The article deals with one of the important tasks of artificial intelligence – machine processing
of natural language. The solution of this problem based on cluster analysis makes it possible
to identify, formalize and integrate large amounts of linguistic expert information under conditions
of information uncertainty and weak structure of the original text resources obtained from
various subject areas. Cluster analysis is a powerful tool for exploratory analysis of text data,
which allows for an objective classification of any objects that are characterized by a number of
features and have hidden patterns. A review and analysis of modern modified algorithms for agglomerative
clustering CURE, ROCK, CHAMELEON, non-hierarchical clustering PAM, CLARA
and the affine transformation algorithm used at various stages of text data clustering, the effectiveness
of which is verified by experimental studies, is carried out. The paper substantiates the
requirements for choosing the most efficient clustering method for solving the problem of increasing the efficiency of intellectual processing of linguistic expert information. Also, the paper considers
methods for visualizing clustering results for interpreting the cluster structure and dependencies
on a set of text data elements and graphical means of their presentation in the form of
dendograms, scatterplots, VOS similarity diagrams, and intensity maps.

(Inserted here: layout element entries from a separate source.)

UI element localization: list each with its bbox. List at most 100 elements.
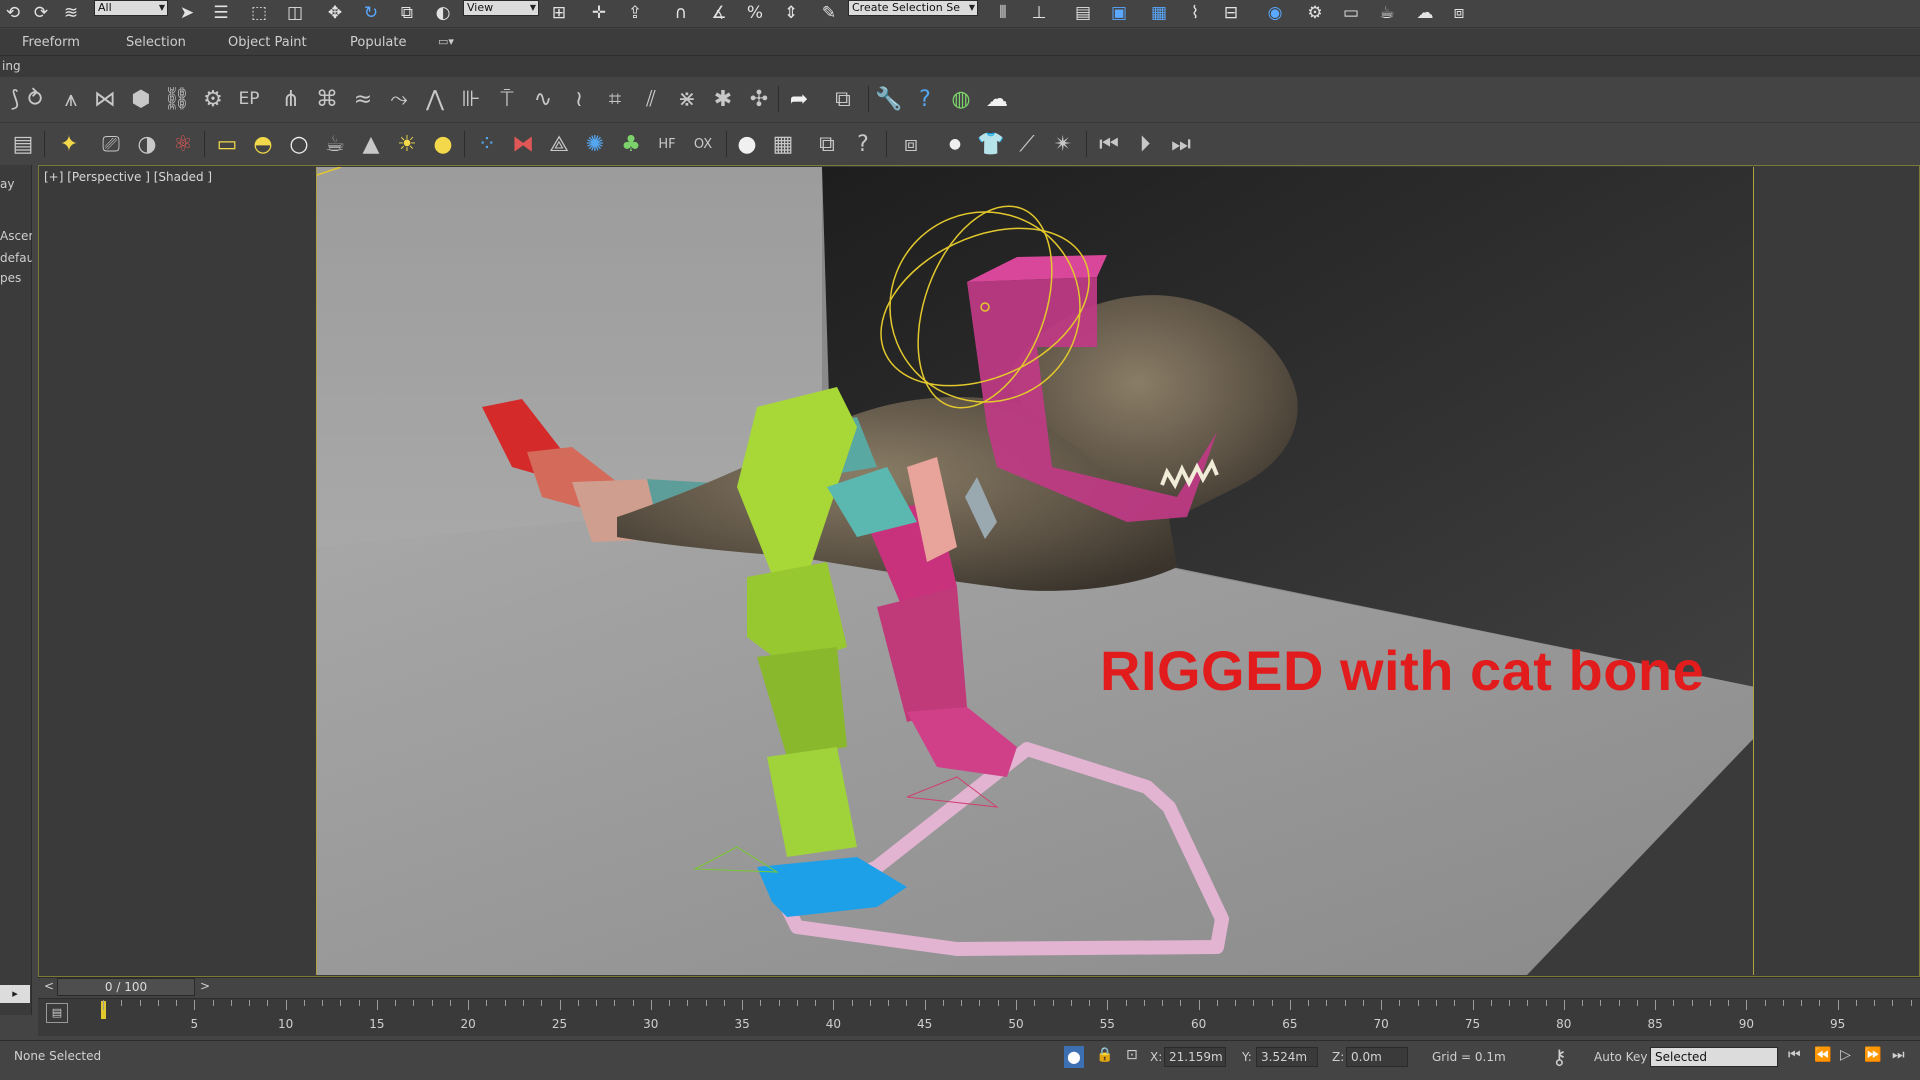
time-slider-track[interactable]: < >	[38, 977, 1920, 997]
teapot-icon[interactable]: ☕	[320, 130, 350, 158]
camera-icon[interactable]: ⎚	[96, 130, 126, 158]
keyboard-shortcut-icon[interactable]: ⇪	[622, 0, 648, 26]
sun-icon[interactable]: ☀	[392, 130, 422, 158]
viewport-config-icon[interactable]: ⧉	[828, 85, 858, 113]
help-icon[interactable]: ?	[910, 85, 940, 113]
rotate-icon[interactable]: ↻	[358, 0, 384, 26]
pivot-center-icon[interactable]: ⊞	[546, 0, 572, 26]
symmetry-icon[interactable]: ⋈	[90, 85, 120, 113]
play-icon[interactable]: ▷	[1840, 1047, 1851, 1063]
set-key-icon[interactable]: ⚷	[1552, 1045, 1567, 1069]
path-deform-icon[interactable]: ⤳	[384, 85, 414, 113]
viewport-scene[interactable]	[316, 167, 1754, 975]
bind-spacewarp-icon[interactable]: ≋	[58, 0, 84, 26]
timeline-toggle-icon[interactable]: ▤	[46, 1003, 68, 1023]
material-sphere-icon[interactable]: ●	[732, 130, 762, 158]
cloth-garment-icon[interactable]: 👕	[976, 130, 1006, 158]
lock-icon[interactable]: 🔒	[1096, 1047, 1113, 1063]
percent-snap-icon[interactable]: %	[742, 0, 768, 26]
schematic-view-icon[interactable]: ⊟	[1218, 0, 1244, 26]
mirror-icon[interactable]: ⫴	[990, 0, 1016, 26]
reference-coordinate-dropdown[interactable]: View	[463, 0, 539, 16]
hair-fur-icon[interactable]: HF	[652, 130, 682, 158]
panel-expand-arrow-icon[interactable]: ▸	[0, 985, 30, 1003]
flex-icon[interactable]: ⫽	[636, 85, 666, 113]
time-slider-thumb[interactable]: 0 / 100	[57, 978, 195, 996]
left-panel-item[interactable]: Ascer	[0, 229, 32, 243]
absolute-transform-icon[interactable]: ⊡	[1126, 1047, 1138, 1063]
box-mod-icon[interactable]: ⬢	[126, 85, 156, 113]
cone-light-icon[interactable]: ▲	[356, 130, 386, 158]
prev-frame-icon[interactable]: ⏪	[1814, 1047, 1831, 1063]
foliage-icon[interactable]: ♣	[616, 130, 646, 158]
align-icon[interactable]: ⊥	[1026, 0, 1052, 26]
render-setup-icon[interactable]: ⚙	[1302, 0, 1328, 26]
selection-filter-dropdown[interactable]: All	[94, 0, 168, 16]
bone-icon[interactable]: ⍑	[492, 85, 522, 113]
noise-icon[interactable]: ≈	[348, 85, 378, 113]
tab-object-paint[interactable]: Object Paint	[228, 35, 307, 50]
render-iterative-icon[interactable]: ☁	[1412, 0, 1438, 26]
select-object-icon[interactable]: ➤	[174, 0, 200, 26]
ripple-icon[interactable]: ≀	[564, 85, 594, 113]
x-coord-field[interactable]: 21.159m	[1164, 1047, 1226, 1067]
globe-icon[interactable]: ◍	[946, 85, 976, 113]
timeline-ruler[interactable]: ▤ 5 10 15 20 25 30 35 40 45 50 55 60 65 70 75 80 85 90 95	[38, 998, 1920, 1036]
move-icon[interactable]: ✥	[322, 0, 348, 26]
anim-layer-play-icon[interactable]: ⏵	[1130, 130, 1160, 158]
material-map-icon[interactable]: ▦	[768, 130, 798, 158]
melt-icon[interactable]: ⋇	[672, 85, 702, 113]
effects-icon[interactable]: ✴	[1048, 130, 1078, 158]
hair-icon[interactable]: ⋔	[276, 85, 306, 113]
edit-named-selection-icon[interactable]: ✎	[816, 0, 842, 26]
light-lister-icon[interactable]: ✦	[54, 130, 84, 158]
dynamics-icon[interactable]: ✺	[580, 130, 610, 158]
select-manipulate-icon[interactable]: ✛	[586, 0, 612, 26]
layer-manager-icon[interactable]: ▤	[1070, 0, 1096, 26]
gear-mod-icon[interactable]: ⚙	[198, 85, 228, 113]
select-modifier-icon[interactable]: ➦	[784, 85, 814, 113]
dome-light-icon[interactable]: ◓	[248, 130, 278, 158]
morph-icon[interactable]: ⊪	[456, 85, 486, 113]
curve-editor-icon[interactable]: ⌇	[1182, 0, 1208, 26]
point-helper-icon[interactable]: ●	[940, 130, 970, 158]
scale-icon[interactable]: ⧉	[394, 0, 420, 26]
rectangle-selection-icon[interactable]: ⬚	[246, 0, 272, 26]
viewport-label[interactable]: [+] [Perspective ] [Shaded ]	[44, 170, 212, 184]
auto-key-button[interactable]: Auto Key	[1594, 1050, 1647, 1064]
skylight-icon[interactable]: ●	[428, 130, 458, 158]
spacewarp-icon[interactable]: ⚛	[168, 130, 198, 158]
isolate-icon[interactable]: ⬤	[1064, 1046, 1084, 1068]
tab-freeform[interactable]: Freeform	[22, 35, 80, 50]
object-xref-icon[interactable]: OX	[688, 130, 718, 158]
tab-populate[interactable]: Populate	[350, 35, 407, 50]
command-panel-icon[interactable]: ▤	[8, 130, 38, 158]
left-panel-item[interactable]: pes	[0, 271, 32, 285]
render-production-icon[interactable]: ☕	[1374, 0, 1400, 26]
tab-selection[interactable]: Selection	[126, 35, 186, 50]
placement-icon[interactable]: ◐	[430, 0, 456, 26]
skin-icon[interactable]: ⋀	[420, 85, 450, 113]
edit-poly-icon[interactable]: EP	[234, 85, 264, 113]
window-crossing-icon[interactable]: ◫	[282, 0, 308, 26]
chain-icon[interactable]: ⛓	[162, 85, 192, 113]
compound-icon[interactable]: ⧓	[508, 130, 538, 158]
ribbon-toggle-icon[interactable]: ▦	[1146, 0, 1172, 26]
unlink-icon[interactable]: ⟳	[28, 0, 54, 26]
community-icon[interactable]: ☁	[982, 85, 1012, 113]
render-cloud-icon[interactable]: ⧈	[1446, 0, 1472, 26]
angle-snap-icon[interactable]: ∡	[706, 0, 732, 26]
material-editor-icon[interactable]: ◉	[1262, 0, 1288, 26]
xform-icon[interactable]: ✣	[744, 85, 774, 113]
wave-icon[interactable]: ∿	[528, 85, 558, 113]
link-icon[interactable]: ⟲	[0, 0, 26, 26]
sphere-light-icon[interactable]: ○	[284, 130, 314, 158]
wrench-icon[interactable]: 🔧	[874, 85, 904, 113]
time-next-button[interactable]: >	[200, 979, 210, 993]
particle-icon[interactable]: ⁘	[472, 130, 502, 158]
select-by-name-icon[interactable]: ☰	[208, 0, 234, 26]
goto-end-icon[interactable]: ⏭	[1892, 1047, 1905, 1063]
z-coord-field[interactable]: 0.0m	[1346, 1047, 1408, 1067]
next-frame-icon[interactable]: ⏩	[1864, 1047, 1881, 1063]
rendered-frame-window-icon[interactable]: ▭	[1338, 0, 1364, 26]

To compare the quality of
the algorithms, internal and external performance metrics were used: "V-measure", "Adjusted
Rand index", "Silhouette". Based on the experiments, it was found that it is necessary to use a
hybrid approach, in which, for the initial selection of the number of clusters and the distribution of
their centers, use a hierarchical approach based on sequential combining and averaging the characteristics
of the closest data of a limited sample, when it is not possible to put forward a hypothesis
about the initial number of clusters. Next, connect iterative clustering algorithms that provide
high stability with respect to noise features and the presence of outliers. Hybridization increases
the efficiency of clustering algorithms. The research results showed that in order to increase the
computational efficiency and overcome the sensitivity when initializing the parameters of clustering
algorithms, it is necessary to use metaheuristic approaches to optimize the parameters of the
learning model and search for a global optimal solution.